Question

The number of messages arriving at a multiplexer is a Poisson random variable with mean 15 messages/second. Use the central limit theorem to estimate the probability that more than 950 message arrive in one minute.

Answer 1

Answer:

0.048 is the probability that more than 950 message arrive in one minute.

Step-by-step explanation:

We are given the following information in the question:

The number of messages arriving at a multiplexer is a Poisson random variable with mean 15 messages/second.

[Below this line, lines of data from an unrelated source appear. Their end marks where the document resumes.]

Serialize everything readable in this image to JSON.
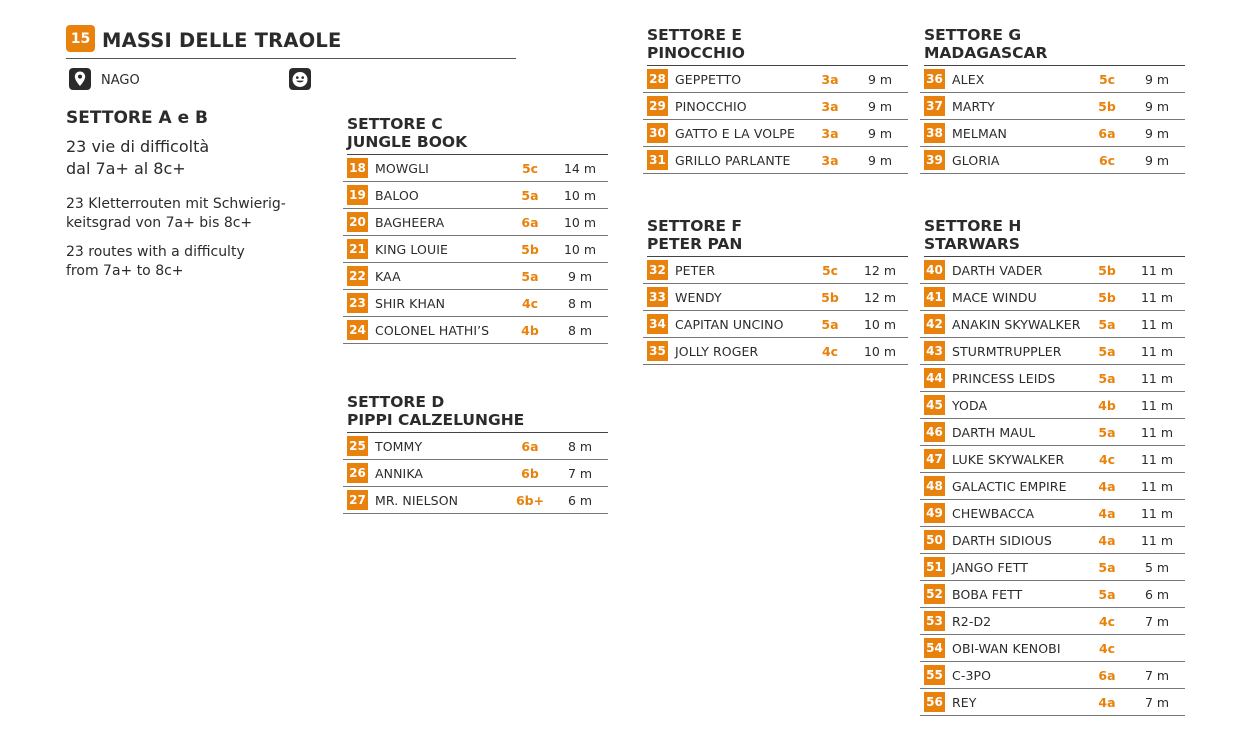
{
  "header": {
    "badge": "15",
    "title": "MASSI DELLE TRAOLE",
    "location": "NAGO",
    "location_icon": "map-pin-icon",
    "kids_icon": "smiley-icon",
    "accent_color": "#e8820c"
  },
  "intro": {
    "title": "SETTORE A e B",
    "it_line1": "23 vie di difficoltà",
    "it_line2": "dal 7a+ al 8c+",
    "de_line1": "23 Kletterrouten mit Schwierig-",
    "de_line2": "keitsgrad von 7a+ bis 8c+",
    "en_line1": "23 routes with a difficulty",
    "en_line2": "from 7a+ to 8c+"
  },
  "sectors": {
    "c": {
      "title1": "SETTORE C",
      "title2": "JUNGLE BOOK",
      "routes": [
        {
          "num": "18",
          "name": "MOWGLI",
          "grade": "5c",
          "len": "14 m"
        },
        {
          "num": "19",
          "name": "BALOO",
          "grade": "5a",
          "len": "10 m"
        },
        {
          "num": "20",
          "name": "BAGHEERA",
          "grade": "6a",
          "len": "10 m"
        },
        {
          "num": "21",
          "name": "KING LOUIE",
          "grade": "5b",
          "len": "10 m"
        },
        {
          "num": "22",
          "name": "KAA",
          "grade": "5a",
          "len": "9 m"
        },
        {
          "num": "23",
          "name": "SHIR KHAN",
          "grade": "4c",
          "len": "8 m"
        },
        {
          "num": "24",
          "name": "COLONEL HATHI’S",
          "grade": "4b",
          "len": "8 m"
        }
      ]
    },
    "d": {
      "title1": "SETTORE D",
      "title2": "PIPPI CALZELUNGHE",
      "routes": [
        {
          "num": "25",
          "name": "TOMMY",
          "grade": "6a",
          "len": "8 m"
        },
        {
          "num": "26",
          "name": "ANNIKA",
          "grade": "6b",
          "len": "7 m"
        },
        {
          "num": "27",
          "name": "MR. NIELSON",
          "grade": "6b+",
          "len": "6 m"
        }
      ]
    },
    "e": {
      "title1": "SETTORE E",
      "title2": "PINOCCHIO",
      "routes": [
        {
          "num": "28",
          "name": "GEPPETTO",
          "grade": "3a",
          "len": "9 m"
        },
        {
          "num": "29",
          "name": "PINOCCHIO",
          "grade": "3a",
          "len": "9 m"
        },
        {
          "num": "30",
          "name": "GATTO E LA VOLPE",
          "grade": "3a",
          "len": "9 m"
        },
        {
          "num": "31",
          "name": "GRILLO PARLANTE",
          "grade": "3a",
          "len": "9 m"
        }
      ]
    },
    "f": {
      "title1": "SETTORE F",
      "title2": "PETER PAN",
      "routes": [
        {
          "num": "32",
          "name": "PETER",
          "grade": "5c",
          "len": "12 m"
        },
        {
          "num": "33",
          "name": "WENDY",
          "grade": "5b",
          "len": "12 m"
        },
        {
          "num": "34",
          "name": "CAPITAN UNCINO",
          "grade": "5a",
          "len": "10 m"
        },
        {
          "num": "35",
          "name": "JOLLY ROGER",
          "grade": "4c",
          "len": "10 m"
        }
      ]
    },
    "g": {
      "title1": "SETTORE G",
      "title2": "MADAGASCAR",
      "routes": [
        {
          "num": "36",
          "name": "ALEX",
          "grade": "5c",
          "len": "9 m"
        },
        {
          "num": "37",
          "name": "MARTY",
          "grade": "5b",
          "len": "9 m"
        },
        {
          "num": "38",
          "name": "MELMAN",
          "grade": "6a",
          "len": "9 m"
        },
        {
          "num": "39",
          "name": "GLORIA",
          "grade": "6c",
          "len": "9 m"
        }
      ]
    },
    "h": {
      "title1": "SETTORE H",
      "title2": "STARWARS",
      "routes": [
        {
          "num": "40",
          "name": "DARTH VADER",
          "grade": "5b",
          "len": "11 m"
        },
        {
          "num": "41",
          "name": "MACE WINDU",
          "grade": "5b",
          "len": "11 m"
        },
        {
          "num": "42",
          "name": "ANAKIN SKYWALKER",
          "grade": "5a",
          "len": "11 m"
        },
        {
          "num": "43",
          "name": "STURMTRUPPLER",
          "grade": "5a",
          "len": "11 m"
        },
        {
          "num": "44",
          "name": "PRINCESS LEIDS",
          "grade": "5a",
          "len": "11 m"
        },
        {
          "num": "45",
          "name": "YODA",
          "grade": "4b",
          "len": "11 m"
        },
        {
          "num": "46",
          "name": "DARTH MAUL",
          "grade": "5a",
          "len": "11 m"
        },
        {
          "num": "47",
          "name": "LUKE SKYWALKER",
          "grade": "4c",
          "len": "11 m"
        },
        {
          "num": "48",
          "name": "GALACTIC EMPIRE",
          "grade": "4a",
          "len": "11 m"
        },
        {
          "num": "49",
          "name": "CHEWBACCA",
          "grade": "4a",
          "len": "11 m"
        },
        {
          "num": "50",
          "name": "DARTH SIDIOUS",
          "grade": "4a",
          "len": "11 m"
        },
        {
          "num": "51",
          "name": "JANGO FETT",
          "grade": "5a",
          "len": "5 m"
        },
        {
          "num": "52",
          "name": "BOBA FETT",
          "grade": "5a",
          "len": "6 m"
        },
        {
          "num": "53",
          "name": "R2-D2",
          "grade": "4c",
          "len": "7 m"
        },
        {
          "num": "54",
          "name": "OBI-WAN KENOBI",
          "grade": "4c",
          "len": ""
        },
        {
          "num": "55",
          "name": "C-3PO",
          "grade": "6a",
          "len": "7 m"
        },
        {
          "num": "56",
          "name": "REY",
          "grade": "4a",
          "len": "7 m"
        }
      ]
    }
  }
}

Let X be the number of messages arriving at a multiplexer.

Mean = 15

For poison distribution,

Mean = Variance = 15

$\text{Standard Deviation} = \sqrt{\text{Variance}} = \sqrt{15} = 3.872$

From central limit theorem, we have:

$z = \displaystyle\frac{x-n\mu}{\sigma\sqrt{n}}$

where n is the sample size.

Here, n = 1 minute = 60 seconds

P(x > 950)

$P( x > 950) = P( z > \displaystyle\frac{950 - (60)(15)}{\sqrt{(15)(60)}}) = P(z > 1.667)$

$= 1 - P(z \leq 1.667)$

Calculation the value from standard normal z table, we have,  

$P(x > 950) = 1 - 0.952 = 0.048$

0.048 is the probability that more than 950 message arrive in one minute.